Consecutive patients meeting modified Boston criteria for probable CAA in the absence of ICH from a single-center cohort were analyzed. cSS and other small vessel disease MRI markers were assessed according to recent consensus recommendations. Patients were followed prospectively for future incident symptomatic lobar ICH. Prespecified Cox proportional hazard models were used to investigate cSS and first-ever lobar ICH risk adjusting for potential confounders.

Results:

The cohort included 236 patients with probable CAA without lobar ICH at baseline. cSS prevalence was 34%. During a median follow-up of 3.26 years (interquartile range 1.42–5.50 years), 27 of 236 patients (11.4%) experienced a first-ever symptomatic lobar ICH. cSS was a predictor of time until first ICH (p = 0.0007, log-rank test).

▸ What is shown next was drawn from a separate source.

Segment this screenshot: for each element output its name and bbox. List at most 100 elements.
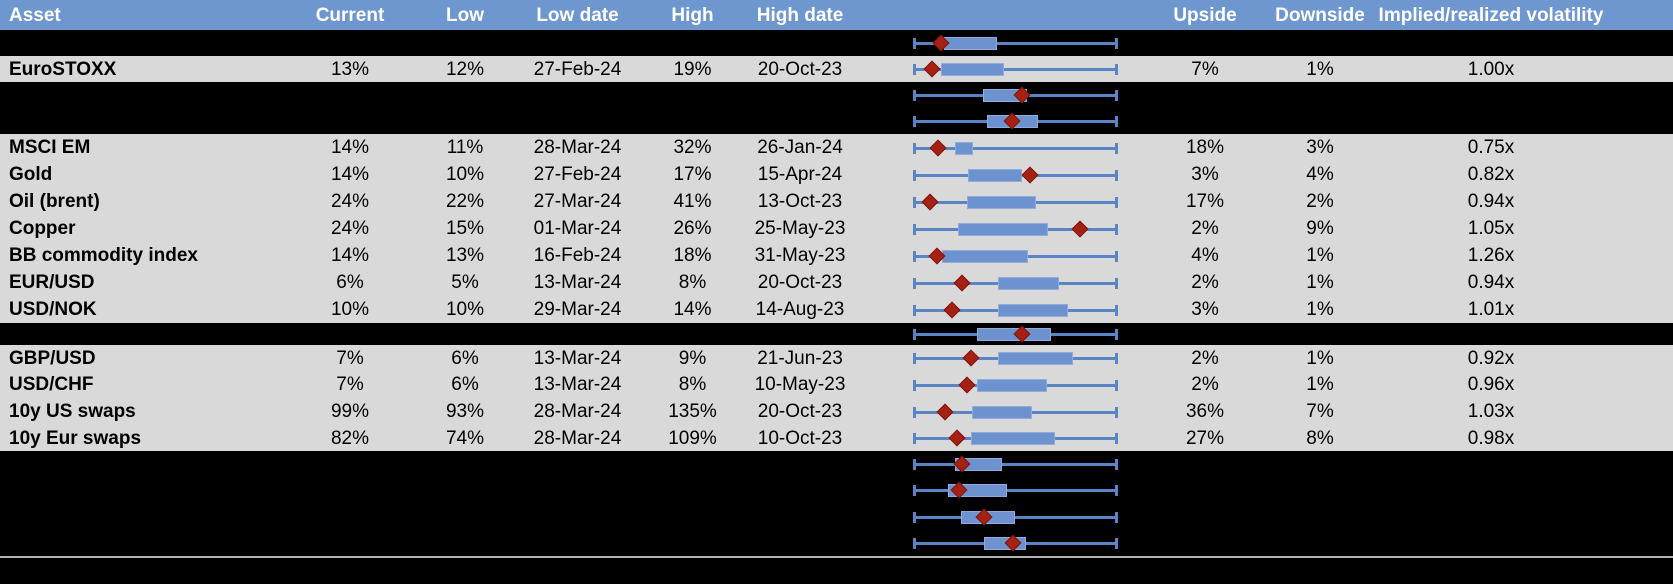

The risk of symptomatic ICH at 5 years of follow-up was 19% (95% confidence interval [CI] 11%–32%) for patients with cSS at baseline vs 6% (95% CI 3%–12%) for patients without cSS. In multivariable Cox regression models, cSS presence was the only independent predictor of increased symptomatic ICH risk during follow-up (HR 4.04; 95% CI 1.73–9.44, p = 0.001), after adjusting for age, lobar cerebral microbleeds burden, and white matter hyperintensities.

Conclusions:

cSS is consistently associated with an increased risk of future lobar ICH in CAA with potentially important clinical implications for patient care decisions such as antithrombotic use.